RDF: What is it good for?

ziggy on 2004-07-09T03:00:26

I had an interesting conversation at work today. We have a product to develop that's still in the early stages of requirements analysis at the moment, and someone was asking if there's a role for RDF in the system.

First, a little background. We've built a pretty sophisticated publishing system to manage large corpuses of legal documents. All the standard bells and whistles -- loading up large batches of XML documents, managing subscriptions, multiple views, cross linking all over the place.

The data is pretty regular as far as data sets go. It's complex and hierarchical, but there's a whole big mess of it, and there are a small number of relationships to model. All of the data is sitting in Oracle, and the data model is pretty sound.

There are a few new features that might be easier to develop using RDF and a reasonable triple store. Or topic maps. Or something other than the hairy relational schema we've got in place. We don't know, but it should be an interesting diversion finding out.

So how would RDF fit?

Turns out that it probably wouldn't. RDF is great if you have a big mess of data but don't have a set structure. But we are a publisher, and like most publishers, we have to deal with a large volume of data that always fits into a set structure that's benefited from years of successive refinement.

Once you get past the gnarly syntax behind RDF/XML, the two systems are effectively equivalent. RDF is based on a solid foundation of graph theory, while relational databases are based on a solid foundation of set theory. In RDF, the focus is on resources and arcs between resource nodes. In a decent relational databse model, the "resources" are rows of data in tables, and the arcs are the primary key/foreign key relationships across tables.

As a result, relational databases are set up for pre-determining all of the relationships resources may have, and storing a whole mess of similar resources in an efficient manner. In RDF, the data model is totally unstructured, yet offers the same ability to do ad-hoc queries across the contents.

So, for big traditional publishers, with large volumes of regular data, it may turn out that RDF is actually a step backwards from the big relational databases that are currently in place. But for new applications, like FOAF, RDF is the perfect data model to accomodate data coming in from millions of different sources where the structure is both unknown and unknowable in advance.


Foundation's Edge

TorgoX on 2004-07-09T04:03:27

RDF is based on a solid foundation of graph theory, while relational databases are based on a solid foundation of set theory.

Is that like saying that pocket change is based on a solid foundation of Peano's Axioms?

Re:Foundation's Edge

ziggy on 2004-07-09T12:56:44

Not really.
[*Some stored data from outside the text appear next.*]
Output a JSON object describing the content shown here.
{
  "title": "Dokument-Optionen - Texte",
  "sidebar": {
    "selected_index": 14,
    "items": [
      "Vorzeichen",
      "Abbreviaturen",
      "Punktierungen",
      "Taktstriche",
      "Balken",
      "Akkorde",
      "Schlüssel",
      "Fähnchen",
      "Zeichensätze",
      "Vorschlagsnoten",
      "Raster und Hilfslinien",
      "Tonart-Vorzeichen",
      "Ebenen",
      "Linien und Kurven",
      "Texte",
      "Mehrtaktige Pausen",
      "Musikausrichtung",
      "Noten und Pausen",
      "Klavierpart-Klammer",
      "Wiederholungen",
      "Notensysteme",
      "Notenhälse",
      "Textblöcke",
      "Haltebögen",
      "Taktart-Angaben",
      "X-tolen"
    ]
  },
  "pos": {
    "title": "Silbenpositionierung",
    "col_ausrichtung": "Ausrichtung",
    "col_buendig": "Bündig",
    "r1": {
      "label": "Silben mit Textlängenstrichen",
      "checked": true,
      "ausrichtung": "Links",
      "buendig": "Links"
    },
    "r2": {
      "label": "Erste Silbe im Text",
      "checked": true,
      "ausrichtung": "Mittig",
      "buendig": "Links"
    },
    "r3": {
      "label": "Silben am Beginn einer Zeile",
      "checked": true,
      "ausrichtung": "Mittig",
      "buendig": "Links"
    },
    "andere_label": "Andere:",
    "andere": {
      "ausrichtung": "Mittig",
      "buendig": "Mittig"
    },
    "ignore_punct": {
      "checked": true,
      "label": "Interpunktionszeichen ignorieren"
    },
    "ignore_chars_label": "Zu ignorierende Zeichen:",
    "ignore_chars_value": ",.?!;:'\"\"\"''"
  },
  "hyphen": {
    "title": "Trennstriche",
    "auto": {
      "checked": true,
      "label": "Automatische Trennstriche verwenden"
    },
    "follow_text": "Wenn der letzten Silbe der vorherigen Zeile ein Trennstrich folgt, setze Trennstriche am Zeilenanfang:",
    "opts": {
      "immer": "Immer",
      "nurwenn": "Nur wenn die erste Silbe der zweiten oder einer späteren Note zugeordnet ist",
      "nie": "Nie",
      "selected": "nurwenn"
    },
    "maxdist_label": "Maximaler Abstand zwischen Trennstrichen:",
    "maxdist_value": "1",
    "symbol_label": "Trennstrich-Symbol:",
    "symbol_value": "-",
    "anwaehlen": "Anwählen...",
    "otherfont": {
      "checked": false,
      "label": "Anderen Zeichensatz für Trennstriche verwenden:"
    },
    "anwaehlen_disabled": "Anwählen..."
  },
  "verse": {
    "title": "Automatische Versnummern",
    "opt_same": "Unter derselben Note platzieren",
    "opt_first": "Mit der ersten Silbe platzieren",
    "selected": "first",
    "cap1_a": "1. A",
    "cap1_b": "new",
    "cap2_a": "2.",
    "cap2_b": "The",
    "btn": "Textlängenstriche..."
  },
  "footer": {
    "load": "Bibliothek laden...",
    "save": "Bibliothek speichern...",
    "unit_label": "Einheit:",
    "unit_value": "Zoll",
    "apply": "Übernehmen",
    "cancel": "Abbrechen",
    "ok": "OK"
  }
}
We've been creating data stores for about as long as we've had computers. There are a lot of ad hoc data storage mechanisms that have come and gone over the years. Try doing an inner join with a ISAM file in COBOL, or a CSV file for that matter. With relational databases or a good triplestore, it's a primitive operation.

Also, a good data model focuses on the properties of an entity, and infers the relationships across entities. That comes out of a good foundation on a solid theory. Ad-hoc data stores treat relationships between data elements as just more data, so they need to be actively managed (and can be corrupted rather easily). This kind of tedious makework is what led Date to find a better abstraction 30-odd years ago.

(FWIW, we're seeing the same thing in XML Schema languages. WXS is a bear, but RelaxNG is predicated on some automata theory I don't even pretend to understand. But I know it's easier to model stuff with RelaxNG than it is to do with DTDs, WXS, or a roll-your-own schema language.)